Is the Team Associated SC28 the Right Small-Scale Short Course Truck for You?
As I mentioned in the beginning of this review, I have been involved in this wonderful hobby since before I could (legally…) drive actual vehicles. I now have kids, own a home, and all of the time absorbing responsibilities that comes along with those blessings. I still own a small stable of R/C’s.
As the winter began to set in I found myself browsing websites searching for something basement and living room friendly. I had kept an eye on these smaller scale vehicles over the years, but never could get myself to pull to digital wallet trigger on something so small. Why spend as much as half the cost of a 1/10 scale vehicle on something less than one quarter the size? Rigs like the Losi Micro SCT, HPI Baja Q32, ECX 1/24 Torment, and ECX Beatbox/Kickflip all drew my interest; but these quickly lost me on things like price, durability, features, or looks.
The SC28, for me anyway, is the perfect blend of all of those more popular small scale R/C’s all rolled into one neat little package. You have the great short course truck body shell durability and a-arm protection of the Losi Micro SCT and ECX 1/24 torment. You get the price point of the Baja Q32 and in fact beat that price by a few fast food meals.

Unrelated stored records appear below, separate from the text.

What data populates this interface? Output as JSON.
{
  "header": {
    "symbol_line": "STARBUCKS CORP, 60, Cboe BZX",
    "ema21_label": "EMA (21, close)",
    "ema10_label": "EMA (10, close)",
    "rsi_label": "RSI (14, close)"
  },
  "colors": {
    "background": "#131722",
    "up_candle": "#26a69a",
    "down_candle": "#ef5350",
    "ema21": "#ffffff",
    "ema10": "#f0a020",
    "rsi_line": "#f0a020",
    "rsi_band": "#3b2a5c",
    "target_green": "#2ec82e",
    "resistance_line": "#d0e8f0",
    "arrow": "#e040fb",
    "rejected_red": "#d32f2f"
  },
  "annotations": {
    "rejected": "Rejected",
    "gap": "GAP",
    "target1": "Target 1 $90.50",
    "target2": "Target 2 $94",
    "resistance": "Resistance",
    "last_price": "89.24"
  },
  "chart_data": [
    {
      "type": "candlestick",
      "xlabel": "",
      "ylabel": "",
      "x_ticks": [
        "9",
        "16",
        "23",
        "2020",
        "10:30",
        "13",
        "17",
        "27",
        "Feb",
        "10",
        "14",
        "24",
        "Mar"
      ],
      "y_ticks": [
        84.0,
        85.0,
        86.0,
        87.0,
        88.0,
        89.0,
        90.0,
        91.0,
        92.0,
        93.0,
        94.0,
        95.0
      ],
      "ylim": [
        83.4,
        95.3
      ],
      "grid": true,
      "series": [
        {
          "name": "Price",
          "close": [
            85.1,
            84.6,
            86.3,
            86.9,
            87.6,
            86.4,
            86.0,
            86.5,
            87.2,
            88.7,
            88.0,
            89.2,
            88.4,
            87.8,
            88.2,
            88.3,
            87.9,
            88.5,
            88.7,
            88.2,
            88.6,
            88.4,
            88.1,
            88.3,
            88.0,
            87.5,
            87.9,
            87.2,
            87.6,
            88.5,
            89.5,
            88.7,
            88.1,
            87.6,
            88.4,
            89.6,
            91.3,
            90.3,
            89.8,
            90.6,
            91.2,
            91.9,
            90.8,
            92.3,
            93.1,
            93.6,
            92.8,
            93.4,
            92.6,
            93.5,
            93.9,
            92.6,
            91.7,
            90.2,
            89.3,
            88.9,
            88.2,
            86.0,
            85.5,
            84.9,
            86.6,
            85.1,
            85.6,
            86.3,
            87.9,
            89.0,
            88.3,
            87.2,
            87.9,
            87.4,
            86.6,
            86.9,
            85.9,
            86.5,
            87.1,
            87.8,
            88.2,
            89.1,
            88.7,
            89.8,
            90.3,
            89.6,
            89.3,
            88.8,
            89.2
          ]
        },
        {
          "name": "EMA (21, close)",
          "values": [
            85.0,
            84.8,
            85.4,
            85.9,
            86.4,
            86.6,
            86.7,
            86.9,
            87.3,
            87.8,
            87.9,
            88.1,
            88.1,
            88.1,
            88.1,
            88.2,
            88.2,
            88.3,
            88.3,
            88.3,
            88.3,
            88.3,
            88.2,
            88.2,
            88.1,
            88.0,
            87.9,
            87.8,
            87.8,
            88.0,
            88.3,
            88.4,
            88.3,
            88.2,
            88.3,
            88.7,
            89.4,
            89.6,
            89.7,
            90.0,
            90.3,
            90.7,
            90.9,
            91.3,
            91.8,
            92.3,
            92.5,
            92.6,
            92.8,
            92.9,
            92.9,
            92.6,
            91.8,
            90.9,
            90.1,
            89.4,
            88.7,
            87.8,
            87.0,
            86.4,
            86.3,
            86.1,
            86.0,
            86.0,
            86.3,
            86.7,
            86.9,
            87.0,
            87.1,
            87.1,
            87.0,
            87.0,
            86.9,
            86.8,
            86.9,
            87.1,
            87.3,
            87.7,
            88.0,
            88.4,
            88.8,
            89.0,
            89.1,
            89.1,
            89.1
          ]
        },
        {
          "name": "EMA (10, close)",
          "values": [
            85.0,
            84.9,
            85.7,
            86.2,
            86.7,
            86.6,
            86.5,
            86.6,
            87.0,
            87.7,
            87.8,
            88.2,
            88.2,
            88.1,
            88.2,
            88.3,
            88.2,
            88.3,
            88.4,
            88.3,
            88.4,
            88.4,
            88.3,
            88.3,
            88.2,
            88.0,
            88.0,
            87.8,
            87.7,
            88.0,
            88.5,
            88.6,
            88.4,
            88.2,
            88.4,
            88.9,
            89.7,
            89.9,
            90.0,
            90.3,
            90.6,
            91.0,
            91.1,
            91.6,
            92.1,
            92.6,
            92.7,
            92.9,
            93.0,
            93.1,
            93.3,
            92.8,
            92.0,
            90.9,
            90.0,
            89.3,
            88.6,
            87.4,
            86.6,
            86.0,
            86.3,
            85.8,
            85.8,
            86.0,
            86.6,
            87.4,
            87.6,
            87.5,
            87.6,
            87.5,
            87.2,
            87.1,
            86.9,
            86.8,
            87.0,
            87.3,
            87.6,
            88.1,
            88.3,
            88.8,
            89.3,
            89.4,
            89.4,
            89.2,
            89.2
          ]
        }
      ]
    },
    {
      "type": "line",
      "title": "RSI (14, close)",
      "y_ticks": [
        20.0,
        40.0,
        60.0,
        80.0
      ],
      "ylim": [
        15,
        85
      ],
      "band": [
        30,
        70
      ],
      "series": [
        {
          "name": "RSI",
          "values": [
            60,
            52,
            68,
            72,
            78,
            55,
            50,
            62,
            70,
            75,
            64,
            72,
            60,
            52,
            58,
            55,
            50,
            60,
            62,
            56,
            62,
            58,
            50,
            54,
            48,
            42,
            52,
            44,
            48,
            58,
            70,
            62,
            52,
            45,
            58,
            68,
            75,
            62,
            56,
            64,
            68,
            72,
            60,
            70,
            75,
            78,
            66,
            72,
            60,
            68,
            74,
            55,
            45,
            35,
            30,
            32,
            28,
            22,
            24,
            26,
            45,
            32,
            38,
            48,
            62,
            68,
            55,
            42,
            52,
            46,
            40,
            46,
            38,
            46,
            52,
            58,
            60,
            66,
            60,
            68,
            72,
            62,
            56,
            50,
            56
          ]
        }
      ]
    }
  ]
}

If you are looking for something with an upgrade path you will have to spend the extra cash on the Torment or a Losi micro, and there’s nothing wrong with that! However, for those just wanting one of the best all around small scale R/Cs currently available; I think the SC28 just may be what you’re looking for. Small, durable, good looking, and very affordable compared to other R/C’s in this general size class: the SC28 is definitely worth checking out.